In All We Can Do Is Wait, Richard Lawson takes the reader on a journey of emotion, dread, and suspense.
What’s worse than knowing a loved one is dead? Waiting to find out if they’re alive.
There was a bridge collapse in Boston. A local hospital is flooded by a frantic crowd. All searching for news about their parents (siblings Jason and Alexa and also Morgan), their sisters (Skyler), their girlfriends (Scott)… Despite the waiting room being packed, these teens have never felt more alone. But with the help of each other–the help of strangers–they can survive the day.
Jason and Alexa used to be close. But Jason’s been lost for a while. A hollow shell, often turning to alcohol and drugs to try to fill the void that echoes in his head. Alexa’s looking for a sense of self, a sense of wonder. But lately, she keeps coming up empty. Skyler’s not sure how to define herself without her sister Kate. Kate is practically a mother figure to Skyler, even though they are only a few years apart in age. Scott loves Aimee–of that, he’s sure. But things have been rocky between them since Aimee’s been looking ahead to her future. Scott will still be working for his parents after high school. He’s not going anywhere, but he worries Aimee may already be out of reach. Morgan has her dad…and that’s about it. Her mom’s been out of the picture for a while. She’s crippled by the idea of what it might be like to go home, alone.

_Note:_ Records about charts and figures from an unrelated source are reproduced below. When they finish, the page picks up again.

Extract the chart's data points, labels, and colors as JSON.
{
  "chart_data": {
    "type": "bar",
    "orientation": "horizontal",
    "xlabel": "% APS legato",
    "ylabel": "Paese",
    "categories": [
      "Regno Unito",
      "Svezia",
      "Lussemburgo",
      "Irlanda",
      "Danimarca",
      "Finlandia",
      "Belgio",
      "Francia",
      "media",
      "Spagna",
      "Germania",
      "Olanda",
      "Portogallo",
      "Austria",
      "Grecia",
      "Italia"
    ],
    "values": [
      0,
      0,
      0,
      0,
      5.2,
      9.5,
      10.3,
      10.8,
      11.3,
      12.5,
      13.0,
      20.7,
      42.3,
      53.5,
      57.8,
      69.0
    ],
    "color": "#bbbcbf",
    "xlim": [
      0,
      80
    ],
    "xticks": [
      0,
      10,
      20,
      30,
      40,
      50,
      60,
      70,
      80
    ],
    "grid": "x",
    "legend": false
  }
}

Lawson’s writing choices for All We Can Do Is Wait are not ones I’d normally have much faith in: a tale told by multiple narrators in third-person perspective, alternating between the past and the present. There are a lot of balls in the air, but not once was I overwhelmed or confused. Lawson’s decisions not only tolerate the story, they highlight it.
Even though there are quite a few characters, each is developed eloquently. They are dynamic. They are flawed. They are emotional. They have depth. Lawson manages to reflect an authentic teenage–and really, human–perspective in each and every one of them. There is nothing cheap about Lawson’s writing.
Personally, I’m not a fan of novels that include drinking and drug use. I admit, there was a little more in here than I wanted to read about. But this novel was not meant to be pretty or sparkly. It is heavy, and I appreciate it for that. Know you’re not in for a light read with All We Can Do Is Wait, but you are in for a captivating one.
*Please note that there are possible triggers in this novel. Alcohol use, drug use, and domestic violence are all included.*
RATING: 4.5 OUT OF 5 STARS
All We Can Do Is Wait is out now! Grab your copy from Amazon.
In the hours after a bridge collapse rocks their city, a group of Boston teenagers meet in the waiting room of Massachusetts General Hospital:
Siblings Jason and Alexa have already experienced enough grief for a lifetime, so in this moment of confusion and despair, Alexa hopes that she can look to her brother for support. But a secret Jason has been keeping from his sister threatens to tear the siblings apart…right when they need each other most.
Scott is waiting to hear about his girlfriend, Aimee, who was on a bus with her theater group when the bridge went down. Their relationship has been rocky, but Scott knows that if he can just see Aimee one more time, if she can just make it through this ordeal and he can tell her he loves her, everything will be all right.
And then there’s Skyler, whose sister Kate—the sister who is more like a mother, the sister who is basically Skyler’s everything—was crossing the bridge when it collapsed. As the minutes tick by without a word from the hospital staff, Skyler is left to wonder how she can possibly move through life without the one person who makes her feel strong when she’s at her weakest.